Charleston, SC - South Carolina and Georgia have resolved a land dispute and will work together to develop a plan for a future port terminal in Jasper County, based on an agreement reached by the Jasper Bi-State Port Task Force.

Under the intergovernmental agreement to be signed by both states' port authorities and Georgia Department of Transportation, a new group, the Jasper Ocean Terminal Joint Project Office (JPO), will be formed to move the project forward.

The JPO will be overseen by a six-member Board, four from the states' existing ports authorities. Each governor appoints one member, while the chairman of both states' ports authorities will appoint two members from their respective boards. The chief executive of each state's port authority will serve as ex-officio members of the group.

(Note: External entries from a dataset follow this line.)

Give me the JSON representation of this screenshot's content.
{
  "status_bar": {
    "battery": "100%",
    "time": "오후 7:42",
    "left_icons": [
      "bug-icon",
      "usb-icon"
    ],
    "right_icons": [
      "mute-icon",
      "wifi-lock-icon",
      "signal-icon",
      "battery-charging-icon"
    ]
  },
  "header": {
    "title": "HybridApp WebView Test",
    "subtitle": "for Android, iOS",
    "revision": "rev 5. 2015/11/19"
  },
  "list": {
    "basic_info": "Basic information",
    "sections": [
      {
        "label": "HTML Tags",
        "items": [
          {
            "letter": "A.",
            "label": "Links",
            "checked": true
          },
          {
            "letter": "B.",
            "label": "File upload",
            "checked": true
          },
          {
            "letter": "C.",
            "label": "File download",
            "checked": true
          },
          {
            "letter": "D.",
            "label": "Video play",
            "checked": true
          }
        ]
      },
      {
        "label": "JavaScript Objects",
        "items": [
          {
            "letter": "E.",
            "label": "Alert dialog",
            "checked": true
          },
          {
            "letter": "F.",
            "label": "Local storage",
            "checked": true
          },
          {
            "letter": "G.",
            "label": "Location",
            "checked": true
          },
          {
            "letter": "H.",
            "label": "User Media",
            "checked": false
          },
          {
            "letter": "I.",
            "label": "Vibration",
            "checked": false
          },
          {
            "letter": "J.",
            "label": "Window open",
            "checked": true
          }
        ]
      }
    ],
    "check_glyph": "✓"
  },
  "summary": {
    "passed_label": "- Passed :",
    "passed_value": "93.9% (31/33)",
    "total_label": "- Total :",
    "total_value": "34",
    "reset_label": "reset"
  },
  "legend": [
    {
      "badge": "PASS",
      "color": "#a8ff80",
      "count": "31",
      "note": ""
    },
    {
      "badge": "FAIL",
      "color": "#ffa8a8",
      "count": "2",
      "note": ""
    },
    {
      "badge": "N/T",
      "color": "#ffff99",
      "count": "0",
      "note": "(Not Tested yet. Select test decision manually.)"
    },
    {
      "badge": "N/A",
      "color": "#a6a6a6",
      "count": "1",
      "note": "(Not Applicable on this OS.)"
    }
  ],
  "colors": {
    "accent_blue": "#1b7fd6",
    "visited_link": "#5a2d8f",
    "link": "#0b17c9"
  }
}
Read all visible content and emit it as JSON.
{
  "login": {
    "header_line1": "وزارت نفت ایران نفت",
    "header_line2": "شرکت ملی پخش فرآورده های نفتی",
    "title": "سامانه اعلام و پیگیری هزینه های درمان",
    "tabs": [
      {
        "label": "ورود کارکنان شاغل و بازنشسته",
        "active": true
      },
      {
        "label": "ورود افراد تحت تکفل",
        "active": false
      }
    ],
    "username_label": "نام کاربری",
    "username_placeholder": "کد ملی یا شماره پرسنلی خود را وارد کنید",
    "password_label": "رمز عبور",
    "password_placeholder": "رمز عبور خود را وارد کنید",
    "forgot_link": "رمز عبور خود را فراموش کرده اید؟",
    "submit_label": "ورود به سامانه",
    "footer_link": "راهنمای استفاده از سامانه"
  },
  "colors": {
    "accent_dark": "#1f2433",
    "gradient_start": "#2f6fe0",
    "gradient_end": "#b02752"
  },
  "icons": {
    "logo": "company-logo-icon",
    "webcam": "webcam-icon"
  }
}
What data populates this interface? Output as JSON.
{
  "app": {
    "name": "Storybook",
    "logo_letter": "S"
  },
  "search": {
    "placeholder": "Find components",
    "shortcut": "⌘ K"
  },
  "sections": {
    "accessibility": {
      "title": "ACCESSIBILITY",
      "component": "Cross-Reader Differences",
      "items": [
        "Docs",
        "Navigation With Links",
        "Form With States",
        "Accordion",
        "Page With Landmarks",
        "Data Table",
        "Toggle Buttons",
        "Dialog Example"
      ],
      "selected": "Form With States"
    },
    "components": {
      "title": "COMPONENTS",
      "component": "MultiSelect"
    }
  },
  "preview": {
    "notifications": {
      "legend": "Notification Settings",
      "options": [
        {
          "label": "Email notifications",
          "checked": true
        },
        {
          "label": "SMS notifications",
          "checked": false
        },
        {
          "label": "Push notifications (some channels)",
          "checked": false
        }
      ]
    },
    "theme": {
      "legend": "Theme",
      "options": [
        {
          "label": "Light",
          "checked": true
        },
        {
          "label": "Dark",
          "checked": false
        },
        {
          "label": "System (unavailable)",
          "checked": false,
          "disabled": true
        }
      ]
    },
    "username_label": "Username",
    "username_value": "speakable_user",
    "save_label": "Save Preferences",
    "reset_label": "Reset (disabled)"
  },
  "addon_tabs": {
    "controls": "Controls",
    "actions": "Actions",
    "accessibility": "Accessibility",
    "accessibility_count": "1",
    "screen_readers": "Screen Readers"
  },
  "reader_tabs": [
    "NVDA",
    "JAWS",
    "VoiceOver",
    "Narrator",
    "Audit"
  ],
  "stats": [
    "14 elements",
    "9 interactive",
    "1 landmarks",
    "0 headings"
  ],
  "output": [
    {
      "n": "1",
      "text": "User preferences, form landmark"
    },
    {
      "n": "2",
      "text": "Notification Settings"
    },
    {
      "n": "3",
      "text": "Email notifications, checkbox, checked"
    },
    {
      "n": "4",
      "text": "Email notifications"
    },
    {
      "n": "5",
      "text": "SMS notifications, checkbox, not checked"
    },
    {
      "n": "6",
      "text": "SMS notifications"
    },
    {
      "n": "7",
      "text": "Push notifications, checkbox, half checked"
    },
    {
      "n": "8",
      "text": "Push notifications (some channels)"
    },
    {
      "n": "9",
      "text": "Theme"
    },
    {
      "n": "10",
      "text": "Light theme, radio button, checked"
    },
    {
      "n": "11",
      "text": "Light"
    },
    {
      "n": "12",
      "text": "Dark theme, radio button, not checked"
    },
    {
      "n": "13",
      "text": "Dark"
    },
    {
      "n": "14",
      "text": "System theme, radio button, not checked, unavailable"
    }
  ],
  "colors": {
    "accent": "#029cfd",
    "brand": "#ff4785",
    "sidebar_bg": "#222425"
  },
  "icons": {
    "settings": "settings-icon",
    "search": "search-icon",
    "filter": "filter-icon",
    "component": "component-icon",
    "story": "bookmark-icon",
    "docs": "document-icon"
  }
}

“This agreement creates the framework for how South Carolina and Georgia will work together in the future as we explore all the details and options for a proposed new port terminal in Jasper,” said Bill H. Stern, chairman of the South Carolina State Ports Authority (SCSPA) and a member of the Task Force. “The agreement is a prudent, fail-safe solution for all parties on both sides of the river to begin the planning process.”

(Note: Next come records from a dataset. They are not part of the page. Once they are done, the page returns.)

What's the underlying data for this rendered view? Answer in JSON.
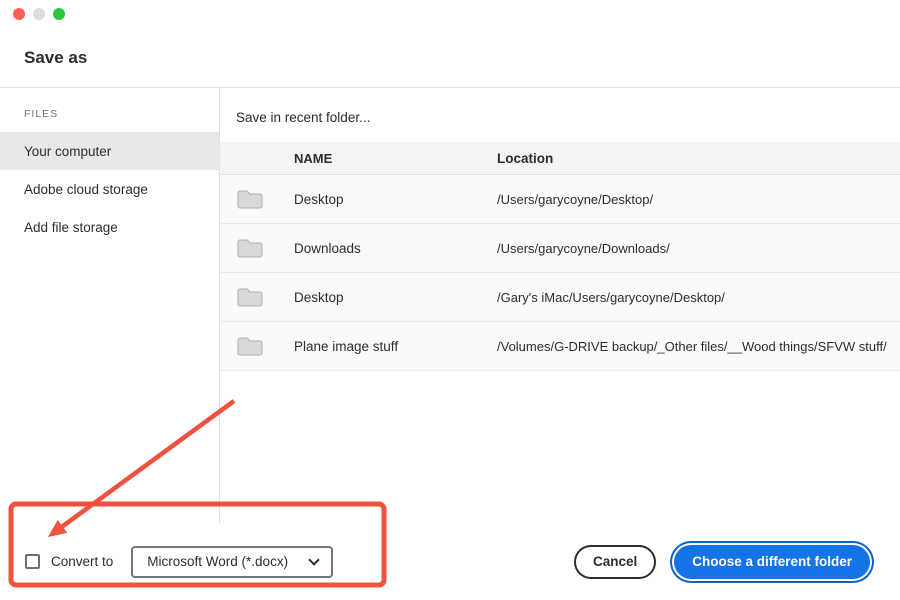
{
  "window": {
    "title": "Save as"
  },
  "sidebar": {
    "section_label": "FILES",
    "items": [
      {
        "label": "Your computer",
        "selected": true
      },
      {
        "label": "Adobe cloud storage",
        "selected": false
      },
      {
        "label": "Add file storage",
        "selected": false
      }
    ]
  },
  "content": {
    "hint": "Save in recent folder...",
    "table": {
      "columns": {
        "name": "NAME",
        "location": "Location"
      },
      "rows": [
        {
          "name": "Desktop",
          "location": "/Users/garycoyne/Desktop/"
        },
        {
          "name": "Downloads",
          "location": "/Users/garycoyne/Downloads/"
        },
        {
          "name": "Desktop",
          "location": "/Gary's iMac/Users/garycoyne/Desktop/"
        },
        {
          "name": "Plane image stuff",
          "location": "/Volumes/G-DRIVE backup/_Other files/__Wood things/SFVW stuff/"
        }
      ]
    }
  },
  "footer": {
    "convert_label": "Convert to",
    "convert_checked": false,
    "format_dropdown": "Microsoft Word (*.docx)",
    "cancel_label": "Cancel",
    "primary_label": "Choose a different folder"
  },
  "colors": {
    "primary_blue": "#1473E6",
    "primary_blue_dark": "#0D62C9",
    "annotation_red": "#F1513D"
  }
}
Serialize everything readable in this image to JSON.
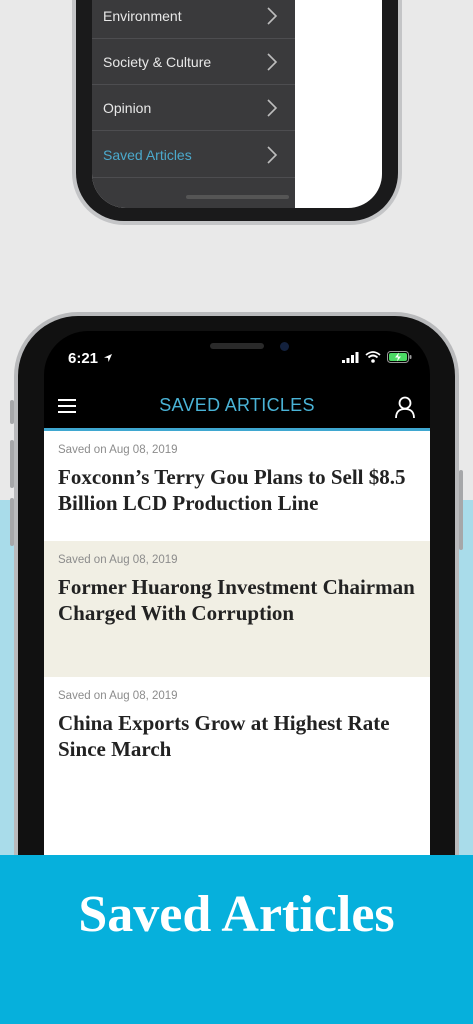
{
  "menu": {
    "items": [
      {
        "label": "Environment"
      },
      {
        "label": "Society & Culture"
      },
      {
        "label": "Opinion"
      },
      {
        "label": "Saved Articles"
      }
    ]
  },
  "status_bar": {
    "time": "6:21"
  },
  "app_bar": {
    "title": "SAVED ARTICLES"
  },
  "articles": [
    {
      "saved": "Saved on Aug 08, 2019",
      "headline": "Foxconn’s Terry Gou Plans to Sell $8.5 Billion LCD Production Line"
    },
    {
      "saved": "Saved on Aug 08, 2019",
      "headline": "Former Huarong Investment Chairman Charged With Corruption"
    },
    {
      "saved": "Saved on Aug 08, 2019",
      "headline": "China Exports Grow at Highest Rate Since March"
    }
  ],
  "caption": "Saved Articles",
  "colors": {
    "accent": "#4ab3d6",
    "banner": "#06b0dc",
    "highlight_row": "#f1efe4"
  }
}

Forming the JPO starts work on the project and will eventually result in a detailed proposal for consideration by both states. This bi-state compact, which must be approved by each state's General Assembly and the U.S. Congress, would cover the financing and operation of the project, as well as other issues.

The agreement initiates a number of specific steps. First, ownership of the property will be split equally between the two states, ending the expensive and time-consuming condemnation process. Preliminary meetings between the Task Force and environmental permitting identified a number of key challenges which officials concluded should be addressed by a coordinated effort by the two states working in cooperation.

Perhaps most importantly, the group will work to remove the federal easement on the property, which currently calls for the indefinite use of the site as a dredge spoils area.